What is a Lease Option Mortgage?
A lease option mortgage is a contract between a landlord and a tenant that gives the tenant the option to purchase the property at the end of the lease term. Typically, the tenant pays a non-refundable option fee upfront and a portion of their rent goes towards the purchase price of the home.
During the lease option period, the tenant is responsible for maintaining the property and making all necessary repairs. At the end of the lease term, the tenant has the option to purchase the home at a predetermined price.
What Are the Pros and Cons of a Lease Option Mortgage?
There are several pros and cons to consider before entering into a lease option mortgage:
Pros:
- No down payment required
- Lower credit score requirements
- Option fee and portion of rent go towards purchase price
- Potential to build equity
Cons:
- Higher monthly payments than traditional rent
- No guarantee of mortgage approval at the end of the lease term
- If tenant decides not to purchase, they lose the option fee and portion of rent paid towards purchase price
- Potential for landlord to sell property to someone else during lease option period
Do You Need to Qualify for a Mortgage at the End of a Lease Option Mortgage?

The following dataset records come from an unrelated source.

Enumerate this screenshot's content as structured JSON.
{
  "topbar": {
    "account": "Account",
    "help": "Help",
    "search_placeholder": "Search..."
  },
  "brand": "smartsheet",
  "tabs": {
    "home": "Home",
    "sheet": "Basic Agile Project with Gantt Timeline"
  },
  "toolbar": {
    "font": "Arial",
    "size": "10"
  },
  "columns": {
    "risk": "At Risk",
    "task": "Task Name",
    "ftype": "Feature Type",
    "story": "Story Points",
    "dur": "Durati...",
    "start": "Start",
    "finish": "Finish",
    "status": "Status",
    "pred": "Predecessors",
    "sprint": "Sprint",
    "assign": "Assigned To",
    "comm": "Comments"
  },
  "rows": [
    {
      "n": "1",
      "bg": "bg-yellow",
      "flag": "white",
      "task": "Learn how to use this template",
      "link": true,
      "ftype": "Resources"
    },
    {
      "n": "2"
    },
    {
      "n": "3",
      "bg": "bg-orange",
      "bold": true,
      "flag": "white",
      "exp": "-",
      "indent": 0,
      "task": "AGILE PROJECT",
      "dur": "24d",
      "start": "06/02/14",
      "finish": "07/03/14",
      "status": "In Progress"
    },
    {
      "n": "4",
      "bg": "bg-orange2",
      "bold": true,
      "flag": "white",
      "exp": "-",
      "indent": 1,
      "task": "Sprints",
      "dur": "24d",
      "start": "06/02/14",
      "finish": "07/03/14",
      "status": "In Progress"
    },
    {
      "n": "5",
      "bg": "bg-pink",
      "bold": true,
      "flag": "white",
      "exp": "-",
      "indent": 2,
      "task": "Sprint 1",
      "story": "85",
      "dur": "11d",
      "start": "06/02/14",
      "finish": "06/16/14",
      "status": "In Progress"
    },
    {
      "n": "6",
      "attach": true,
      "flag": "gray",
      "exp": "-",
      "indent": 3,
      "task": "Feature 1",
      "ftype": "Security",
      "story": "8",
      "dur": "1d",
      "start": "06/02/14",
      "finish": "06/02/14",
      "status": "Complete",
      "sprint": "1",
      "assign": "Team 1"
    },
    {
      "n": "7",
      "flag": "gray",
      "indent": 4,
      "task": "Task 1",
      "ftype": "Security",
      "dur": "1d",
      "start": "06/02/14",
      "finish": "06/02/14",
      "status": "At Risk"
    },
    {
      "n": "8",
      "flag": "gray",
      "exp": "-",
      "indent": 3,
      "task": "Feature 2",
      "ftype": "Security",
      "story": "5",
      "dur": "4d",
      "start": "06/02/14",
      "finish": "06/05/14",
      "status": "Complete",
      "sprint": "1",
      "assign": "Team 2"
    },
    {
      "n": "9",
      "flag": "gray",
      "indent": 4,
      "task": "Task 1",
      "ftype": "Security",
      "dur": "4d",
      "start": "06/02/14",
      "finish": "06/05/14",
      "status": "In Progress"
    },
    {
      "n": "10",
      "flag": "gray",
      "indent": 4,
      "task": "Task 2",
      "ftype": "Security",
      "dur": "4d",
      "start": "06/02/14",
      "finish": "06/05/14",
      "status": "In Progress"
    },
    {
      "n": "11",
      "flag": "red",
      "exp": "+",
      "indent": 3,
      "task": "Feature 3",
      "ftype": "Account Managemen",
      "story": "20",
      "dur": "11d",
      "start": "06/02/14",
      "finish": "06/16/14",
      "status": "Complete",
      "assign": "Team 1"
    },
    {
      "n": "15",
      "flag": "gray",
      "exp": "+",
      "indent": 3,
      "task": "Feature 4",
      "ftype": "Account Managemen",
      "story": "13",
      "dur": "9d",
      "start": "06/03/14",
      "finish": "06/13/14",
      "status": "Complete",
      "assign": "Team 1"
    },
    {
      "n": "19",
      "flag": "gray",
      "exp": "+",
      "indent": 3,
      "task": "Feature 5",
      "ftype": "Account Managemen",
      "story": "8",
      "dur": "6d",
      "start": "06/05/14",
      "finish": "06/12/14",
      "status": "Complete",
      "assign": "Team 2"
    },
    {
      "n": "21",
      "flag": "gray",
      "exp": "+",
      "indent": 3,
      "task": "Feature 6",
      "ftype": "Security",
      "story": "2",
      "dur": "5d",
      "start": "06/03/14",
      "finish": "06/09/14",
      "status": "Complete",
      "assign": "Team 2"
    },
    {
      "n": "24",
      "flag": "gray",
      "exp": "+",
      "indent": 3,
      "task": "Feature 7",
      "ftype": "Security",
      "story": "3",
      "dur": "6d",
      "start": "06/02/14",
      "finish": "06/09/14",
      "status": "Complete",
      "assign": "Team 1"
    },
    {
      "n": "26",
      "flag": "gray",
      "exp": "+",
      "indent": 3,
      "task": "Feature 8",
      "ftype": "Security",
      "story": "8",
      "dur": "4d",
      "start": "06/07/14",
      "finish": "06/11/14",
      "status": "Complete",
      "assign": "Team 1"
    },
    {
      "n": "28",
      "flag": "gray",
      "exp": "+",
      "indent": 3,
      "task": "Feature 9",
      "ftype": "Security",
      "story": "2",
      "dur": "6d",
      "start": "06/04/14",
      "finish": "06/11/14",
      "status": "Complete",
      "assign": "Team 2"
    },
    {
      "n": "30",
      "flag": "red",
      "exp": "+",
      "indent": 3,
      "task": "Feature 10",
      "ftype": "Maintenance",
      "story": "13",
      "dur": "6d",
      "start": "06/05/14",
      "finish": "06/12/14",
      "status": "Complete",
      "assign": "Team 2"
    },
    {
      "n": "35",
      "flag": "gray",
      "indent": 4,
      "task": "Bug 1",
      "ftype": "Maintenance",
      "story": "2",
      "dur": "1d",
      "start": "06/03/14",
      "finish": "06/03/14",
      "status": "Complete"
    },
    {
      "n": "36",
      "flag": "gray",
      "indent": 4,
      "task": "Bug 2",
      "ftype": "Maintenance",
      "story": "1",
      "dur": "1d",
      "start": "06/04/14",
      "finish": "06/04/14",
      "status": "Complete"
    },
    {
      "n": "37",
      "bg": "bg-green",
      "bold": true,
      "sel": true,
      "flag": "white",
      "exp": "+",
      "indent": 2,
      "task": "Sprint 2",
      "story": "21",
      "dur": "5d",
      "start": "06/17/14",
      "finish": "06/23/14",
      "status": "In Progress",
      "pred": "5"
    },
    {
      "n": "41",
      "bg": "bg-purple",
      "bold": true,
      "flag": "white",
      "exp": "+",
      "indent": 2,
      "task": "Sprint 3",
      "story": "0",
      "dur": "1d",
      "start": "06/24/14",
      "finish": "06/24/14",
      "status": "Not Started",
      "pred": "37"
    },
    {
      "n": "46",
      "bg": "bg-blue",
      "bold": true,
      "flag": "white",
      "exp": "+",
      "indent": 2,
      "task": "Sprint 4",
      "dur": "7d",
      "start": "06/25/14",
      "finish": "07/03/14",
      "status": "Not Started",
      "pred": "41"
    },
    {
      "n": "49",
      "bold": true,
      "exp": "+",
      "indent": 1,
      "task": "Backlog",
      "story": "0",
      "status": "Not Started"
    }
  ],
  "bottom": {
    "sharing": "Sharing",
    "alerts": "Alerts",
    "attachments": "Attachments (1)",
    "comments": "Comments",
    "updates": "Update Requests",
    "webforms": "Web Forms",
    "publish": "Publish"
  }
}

Yes, in most cases you will need to qualify for a mortgage at the end of the lease option period in order to purchase the home. This is because the lease option agreement is not a mortgage, and the option fee and portion of rent paid towards purchase price do not count towards a down payment.
When the lease option period ends, you will need to apply for a mortgage just like you would if you were purchasing any other home. This means you will need to meet the lender’s credit score requirements, have a stable income, and have enough money saved for a down payment and closing costs.
Should You Ask Mortgage Lenders to Qualify Your Lease Option Mortgage?
It’s a good idea to talk to a mortgage lender before entering into a lease option mortgage to find out what their requirements are and whether you’ll be able to qualify for a mortgage at the end of the lease term.
By getting pre-qualified or pre-approved for a mortgage, you’ll have a better idea of how much you can afford to spend on a home and whether a lease option mortgage is the right choice for you.
Conclusion
A lease option mortgage can be a great way to become a homeowner, but it’s important to understand the pros and cons of this type of agreement and whether you’ll be able to qualify for a mortgage at the end of the lease term. By talking to a mortgage lender and getting pre-qualified or pre-approved, you’ll be able to make an informed decision about whether a lease option mortgage is right for you.